I live in Pattaya with my Thai wife, her family is from Nan and they all still live there, that's probably 800 KM by road.

 

We do not have any issues with family - probably due to that same 800 KM !

Exactly.

Posted
4 hours ago, thefarangteacher said:

the social media comment came from a relative that overshares on social media (eg this relative will post pictures of their bank account balance). 

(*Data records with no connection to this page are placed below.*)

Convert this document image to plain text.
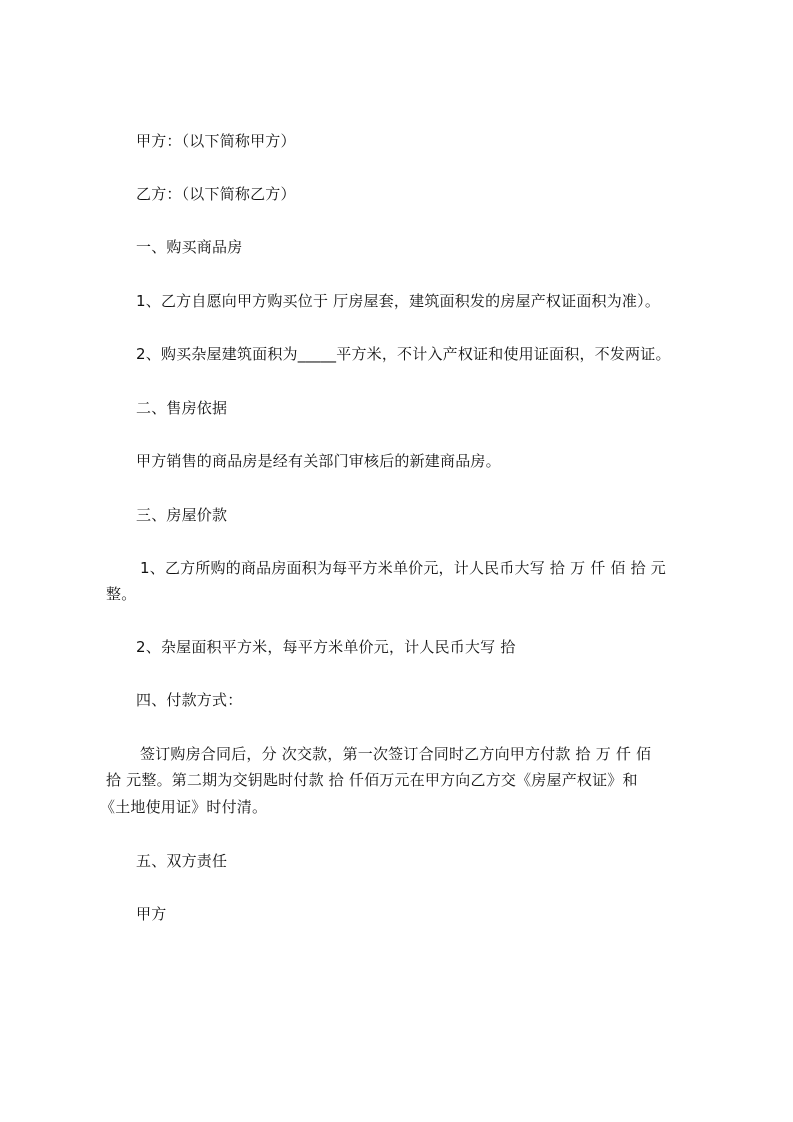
甲方：（以下简称甲方）
乙方：（以下简称乙方）
一、购买商品房
1、乙方自愿向甲方购买位于 厅房屋套，建筑面积发的房屋产权证面积为准）。
2、购买杂屋建筑面积为_____平方米，不计入产权证和使用证面积，不发两证。
二、售房依据
甲方销售的商品房是经有关部门审核后的新建商品房。
三、房屋价款
1、乙方所购的商品房面积为每平方米单价元，计人民币大写 拾 万 仟 佰 拾 元
整。
2、杂屋面积平方米，每平方米单价元，计人民币大写 拾
四、付款方式：
签订购房合同后，分 次交款，第一次签订合同时乙方向甲方付款 拾 万 仟 佰
拾 元整。第二期为交钥匙时付款 拾 仟佰万元在甲方向乙方交《房屋产权证》和
《土地使用证》时付清。
五、双方责任
甲方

Easy open a new account with a slightly lower balance and post it as a reply with the comment of "this is my account, want to give me a loan"

Posted

Once went through period long ago, just after marrying my Thai wife, when I experienced circumstances very, very similar to your own (& your wife's) current 'predicament', shall we say.

 

30 years on and having gone through it and dealing with it in the way I did, and my wife did (I hesitate to say 'we did', as we had compatible views on it on the whole, but with critical differences of cultural background, etc).

 

Anyway....long story short : only advice I feel is worth saying without risk of influencing you towards a potentially negative outcome is that it helped me (& thus us) greatly to maintain a calm, non-confrontational resolve to resist all pressure to start being the foreign benefactor of deep pockets (they were NOT deep....still not????). 

 

Here's a thing though.......did you, when you married, pay any kind of dowry?

 

I did NOT.

 

So my rascally but likeable Thai father-in-law (now deceased) asked to 'borrow' 30k (a lot in 1991). I figured ok.....he'll pay it back. ???? Of course, he didn't. Me no happy, long time......until eventually realised, with some amused respect & appreciation, that the old canny devil had got his dowry alright. 

 

From that point on, began an eventual,  considerable liking for each other. 

 

Don't despair. You can get through it. ????